Leia a entrevista completa:
http://www.apdcrim.com.br/artigos/art048.jsp
“Filhinho de papai, que nunca precisou trabalhar para conseguir nada.” O mundo está cheio deles. Boa parte sobe as favelas [ou comunidades] em busca de drogas, mas ficam só nisso. E pior são outros que matam, roubam [mesmo sem precisar], queimam mendigos, estupram nossas filhas, arrumam arruaças nas saídas das casas noturnas, atropelam trabalhadores e acabam impunes. O fato de a pessoa não precisar trabalhar para se sustentar é odioso em si, pois nos causa inveja, mas não faz da pessoa um marginal. Os atos dela podem fazer.
“Cazuza só começou a gravar porque o pai era diretor de uma grande gravadora.” E só continuou gravando, pois prosseguiu vendendo.
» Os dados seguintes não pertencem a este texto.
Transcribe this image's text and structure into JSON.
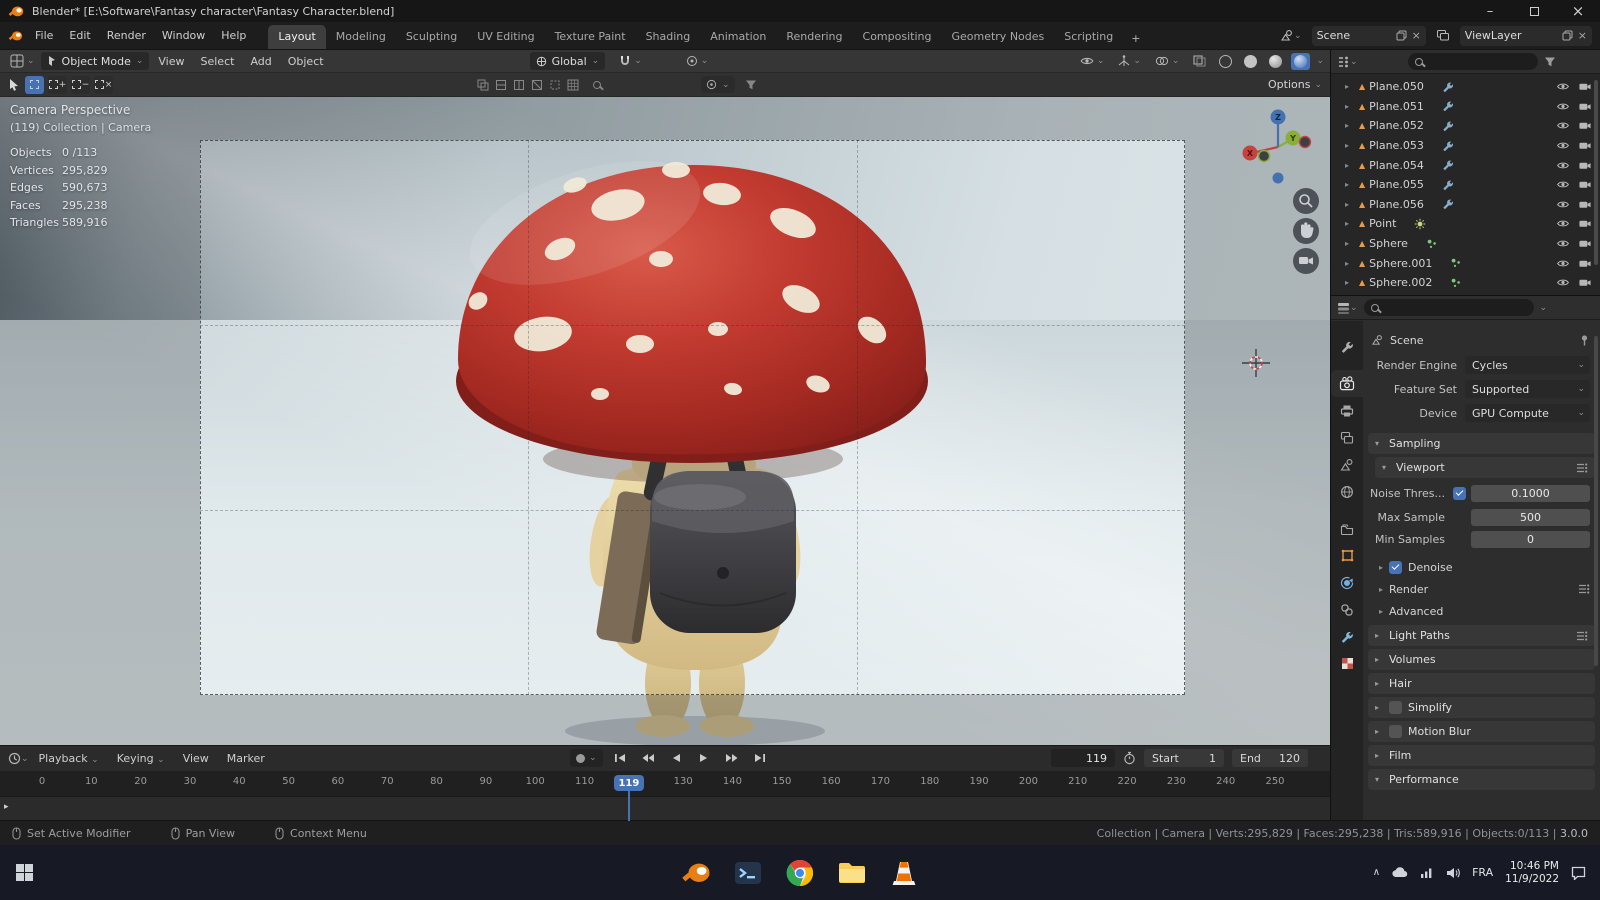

Gravar, no comércio musical, não é sinônimo de vender e fazer sucesso. Pra isso, é preciso ter também talento. Mas, qualquer um deveria saber disso, não precisa de graduação.
“Concordo com o juiz Siro Darlan quando ele diz que a única diferença entre Cazuza e Fernandinho Beira-Mar é que um nasceu na zona sul e outro não.” Cazuza também construiu um império e terminou preso? Isso é absurdo! Ele era um artista e como tal vivia em prol de sua arte. A música era seu estilo de vida e era degradante, não nego, mas só fez mal a si próprio. A nossa constituição não pode nos proibir de fazer mal a nós mesmos. Vivemos em uma democracia.
“Como ensina o comercial da Fiat, precisamos rever nossos conceitos, só assim teremos um mundo melhor.” Agora sim, falou a profissional. Citando uma indústria? Citando uma agência de publicidade que criou um slogan para fazer vender uma idéia e fazer vender um produto? Convenceu-me, você está certa, paremos de assistir a filmes de artistas que se degradam e assistamos mais comercial da Coca-cola, da Volks e Fiat. Esqueçamos a música e os músicos abandonem seus talentos e estudem psicologia, de preferência na mesma universidade que a doutora Karla Christine.
Concordamos em uma coisa, que devemos educar nossos filhos. Sim, devemos educá-los para se tornarem pessoas que saibam pensar, escolher e decidir. Que não sejam manipuladas pela mídia e nem por apelos sensacionalistas pseudo-emotivos.